La médiation permet de dépasser les clivages idéologiques et culturels par un modèle de rationalité qui devient l'espace du partage d'expériences vécues et le lieu de construction de l’imaginaire socio-discursif. Le modèle pragmatique d'entente intersubjective se distingue du concept de rationalité cognitive-instrumentale ou de celui de coopération sociale centrés sur la notion de « zurechnungsfähige Personen » (personnes responsables) et sur l'intentionnalité de la communication en vue d'établir une rationalité réflexive: « Seul peut être considéré comme responsable au sens d'une imputation de rationalité celui qui, en tant que partie prenante d'une communauté de communication, est capable d'orienter son action selon les prétentions à la validité intersubjectivement reconnues » (Habermas, 1987 : 31).
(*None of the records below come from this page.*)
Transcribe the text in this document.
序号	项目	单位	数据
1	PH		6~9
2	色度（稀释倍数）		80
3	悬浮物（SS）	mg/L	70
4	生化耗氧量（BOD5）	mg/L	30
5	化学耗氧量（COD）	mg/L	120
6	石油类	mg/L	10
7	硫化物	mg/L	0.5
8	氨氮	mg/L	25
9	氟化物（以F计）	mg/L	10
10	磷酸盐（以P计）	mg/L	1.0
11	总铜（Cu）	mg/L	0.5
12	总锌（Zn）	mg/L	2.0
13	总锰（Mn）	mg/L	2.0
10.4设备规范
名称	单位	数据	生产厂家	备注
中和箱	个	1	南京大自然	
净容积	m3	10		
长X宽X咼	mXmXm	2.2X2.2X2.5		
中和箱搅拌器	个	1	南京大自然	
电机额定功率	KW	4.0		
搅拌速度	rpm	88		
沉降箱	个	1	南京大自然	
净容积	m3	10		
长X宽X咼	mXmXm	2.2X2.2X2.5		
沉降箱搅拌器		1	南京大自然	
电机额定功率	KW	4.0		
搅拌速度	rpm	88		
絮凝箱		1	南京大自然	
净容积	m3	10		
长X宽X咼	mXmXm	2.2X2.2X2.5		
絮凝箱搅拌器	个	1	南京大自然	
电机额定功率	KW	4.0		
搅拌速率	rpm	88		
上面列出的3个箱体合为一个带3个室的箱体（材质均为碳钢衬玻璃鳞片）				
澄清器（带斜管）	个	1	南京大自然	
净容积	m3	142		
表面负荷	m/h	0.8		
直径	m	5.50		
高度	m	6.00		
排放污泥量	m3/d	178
La cohérence interne des discours et la prétention à la validité sont les présupposés fondamentaux d'une relation de sens entre la parole institutionnelle et l'expression de soi. C'est le cas, par exemple, des expressions évaluatives qui n'ont de caractère ni « privé » ni « normatif » et témoignent d'un usage « rationnel » du langage. Ces usages façonnent les processus d’institutionnalisation des textes et des formes en externalisant le sens (en le donnant à voir). Mais les expressions idiosyncrasiques du langage témoignent également des processus d’internalisation du sens :

Des acteurs se comportent rationnellement tant que la façon dont ils appliquent les prédicats tels que savoureux, attrayant, insolite, effrayant, etc. permet à ceux qui appartiennent à leur monde vécu de reconnaître dans ces descriptions leurs propres réactions à des situations semblables. Ils se comportent en revanche d'une façon idiosyncrasique s'ils appliquent les critères d'évaluation de manière si personnelle qu'ils ne peuvent plus s'attendre à une compréhension en vigueur dans la culture. Mais parmi les évaluations privées de ce genre, certaines peuvent avoir un caractère innovateur. En réalité, ces dernières se distinguent par l'authenticité de l'expression, par exemple, l'effet de sens produit par une œuvre d'art, i.e. sa forme esthétique. Les expressions idiosyncrasiques suivent en revanche des modèles rigides; leur contenu de signification n'a qu'un caractère privé, et l'on n'y accède pas par la force du discours poétique ou de la figuration créative […]. En invoquant l'odeur « fascinante », « insondable », « étourdissante » des pommes pourries, ou le vide « paralysant », « pesant », « aspirant » des places publiques, celui qui explique ainsi sa réaction libidinale ou phobique ne

sera guère compris dans les contextes quotidiens de la plupart des cultures. Car, pour ces réactions, en tant qu'elles sont des expériences aberrantes, la force justificative des traditions culturelles mobilisées ne suffit pas. Ces cas limites confirment seulement que les options et les sensibilités de souhait et de sentiments, qui peuvent être exprimées à travers les jugements de valeur, entretiennent également un rapport interne aux raisons et aux arguments (Habermas, 1987 : 32-33).

Ainsi, la communication doit tenter de concilier des termes irréconciliables : norme versus créativité, authenticité versus communicabilité… C'est la valeur partagée du présupposé qui détermine le sens du discours où la signification s'acquiert dans des pratiques intersubjectives et collectives. Si ce présupposé n'est pas partagé dans l'intersubjectivité, le discours sera donc considéré comme invalide du point de vue de la rationalité. La question de savoir comment un discours peut être communiqué à l’autre grâce à l’expression de formes idiosyncrasiques, répondant au critère d’authenticité plutôt qu’à celui de la raison, permet d’identifier les différents types de médiation engagés dans l'espace de la discussion à partir desquels définir une matrice alternative de construction du savoir.